Recent studies have focused on SIRT1, a deacetylase that involves various signaling pathways, including cell repair and mitochondrial function [35,36,37]. Recent studies also confirm its beneficial effects in managing DKD;  for example, upregulation of SIRT1 protects cells from apoptosis by inhibiting ER stress in hepatocytes and pancreatic β cells;  SIRT1 also improved palmitate-induced insulin resistance via regulation of ER stress in HepG2 cells . In our work, we demonstrated that SIRT1 expression was significantly decreased, whereas Sita treatment can effectively restore its expression. We further investigated the possibility that SIRT1 regulates ER stress in HSA-treated HK-2 cells via using the overexpressed SIRT1 plasmids and SIRT1 siRNA. The increased SIRT1 alleviated ER stress-associated markers and cellular apoptosis induced by albumin overloading in HK-2 cells, indicating that SIRT1 inhibited ER stress in the HSA state. Furthermore, si-SIRT1 confirmed the link between SIRT1, increased expression of c-CASP3, and activation of ER stress. These results are in agreement with previous studies, [41,42,43,44] which described the renal beneficial effects and anti-ER stress of SIRT1.

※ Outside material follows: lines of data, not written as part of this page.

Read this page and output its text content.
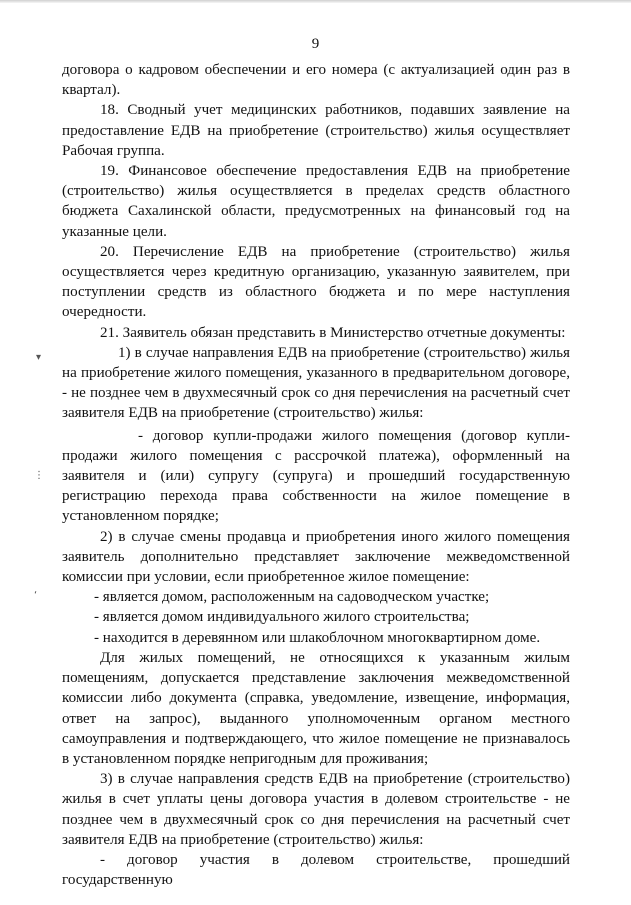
9
▾
⋮
‘

договора о кадровом обеспечении и его номера (с актуализацией один раз в квартал).

18. Сводный учет медицинских работников, подавших заявление на предоставление ЕДВ на приобретение (строительство) жилья осуществляет Рабочая группа.

19. Финансовое обеспечение предоставления ЕДВ на приобретение (строительство) жилья осуществляется в пределах средств областного бюджета Сахалинской области, предусмотренных на финансовый год на указанные цели.

20. Перечисление ЕДВ на приобретение (строительство) жилья осуществляется через кредитную организацию, указанную заявителем, при поступлении средств из областного бюджета и по мере наступления очередности.

21. Заявитель обязан представить в Министерство отчетные документы:

1) в случае направления ЕДВ на приобретение (строительство) жилья на приобретение жилого помещения, указанного в предварительном договоре, - не позднее чем в двухмесячный срок со дня перечисления на расчетный счет заявителя ЕДВ на приобретение (строительство) жилья:

- договор купли-продажи жилого помещения (договор купли-продажи жилого помещения с рассрочкой платежа), оформленный на заявителя и (или) супругу (супруга) и прошедший государственную регистрацию перехода права собственности на жилое помещение в установленном порядке;

2) в случае смены продавца и приобретения иного жилого помещения заявитель дополнительно представляет заключение межведомственной комиссии при условии, если приобретенное жилое помещение:

- является домом, расположенным на садоводческом участке;

- является домом индивидуального жилого строительства;

- находится в деревянном или шлакоблочном многоквартирном доме.

Для жилых помещений, не относящихся к указанным жилым помещениям, допускается представление заключения межведомственной комиссии либо документа (справка, уведомление, извещение, информация, ответ на запрос), выданного уполномоченным органом местного самоуправления и подтверждающего, что жилое помещение не признавалось в установленном порядке непригодным для проживания;

3) в случае направления средств ЕДВ на приобретение (строительство) жилья в счет уплаты цены договора участия в долевом строительстве - не позднее чем в двухмесячный срок со дня перечисления на расчетный счет заявителя ЕДВ на приобретение (строительство) жилья:

- договор участия в долевом строительстве, прошедший государственную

However, how DPP4-mediated the changes in SIRT1 and regulated its downstream ER stress and its exact role in the tubular cell injury has not been fully studied. In our study, we confirmed the destruction of ER homeostasis of HK-2 cells induced by overloaded albumin, and these effects were significantly attenuated by Sita treatment. Sita preserved the expression of SIRT1, and the downregulation of SIRT1 in HK-2 cells enhanced the HSA-induced ER stress in HK-2 cells, suggesting that SIRT1 may be regulated by DPP4.

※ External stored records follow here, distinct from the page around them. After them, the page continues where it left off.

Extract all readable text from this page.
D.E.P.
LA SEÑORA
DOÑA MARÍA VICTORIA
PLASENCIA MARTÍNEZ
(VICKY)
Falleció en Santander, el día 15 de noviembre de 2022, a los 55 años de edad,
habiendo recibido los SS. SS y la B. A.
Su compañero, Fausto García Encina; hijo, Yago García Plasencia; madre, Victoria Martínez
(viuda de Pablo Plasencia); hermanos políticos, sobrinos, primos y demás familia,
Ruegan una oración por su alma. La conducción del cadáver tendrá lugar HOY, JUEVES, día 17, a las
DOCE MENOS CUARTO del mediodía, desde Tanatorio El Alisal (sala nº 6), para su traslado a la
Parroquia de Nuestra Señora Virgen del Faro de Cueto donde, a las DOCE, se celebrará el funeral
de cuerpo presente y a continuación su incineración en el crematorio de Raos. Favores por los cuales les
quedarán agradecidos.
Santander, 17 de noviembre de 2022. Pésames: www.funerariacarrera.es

There are several limitations in our work. This current work studied the beneficial effects induced by Sita via inhibiting ER stress, but we cannot exclude the possibility that these effects may also be attributed to other substrates of the DPP4 enzyme, given that the DPP4 enzyme cleaves a large number of chemokines, neuropeptides, and peptide hormones, like SDF-1α, substance P, peptide YY, and neuropeptide Y . We have studied the role of SDF-1α, a substrate of the DPP4 enzyme, in maintaining mitochondrial dynamic homeostasis in DKD . The effects of these substrates on DKD progression are still unclear, and further investigations are needed to address these pathways individually and in detail. Another limitation of our study is that the study design is not usually comparable to the clinical conditions.
Collectively, in our present study, we found that the DPP4 inhibitor Sita prevented ER stress in STZ-induced diabetic D2 mice and HSA-treated HK-2 cells, whose protective effects may be through upregulating SIRT1. Thus, our results demonstrate a novel mechanism linking the DPP4 enzyme to ER stress during tubular injury in DKD.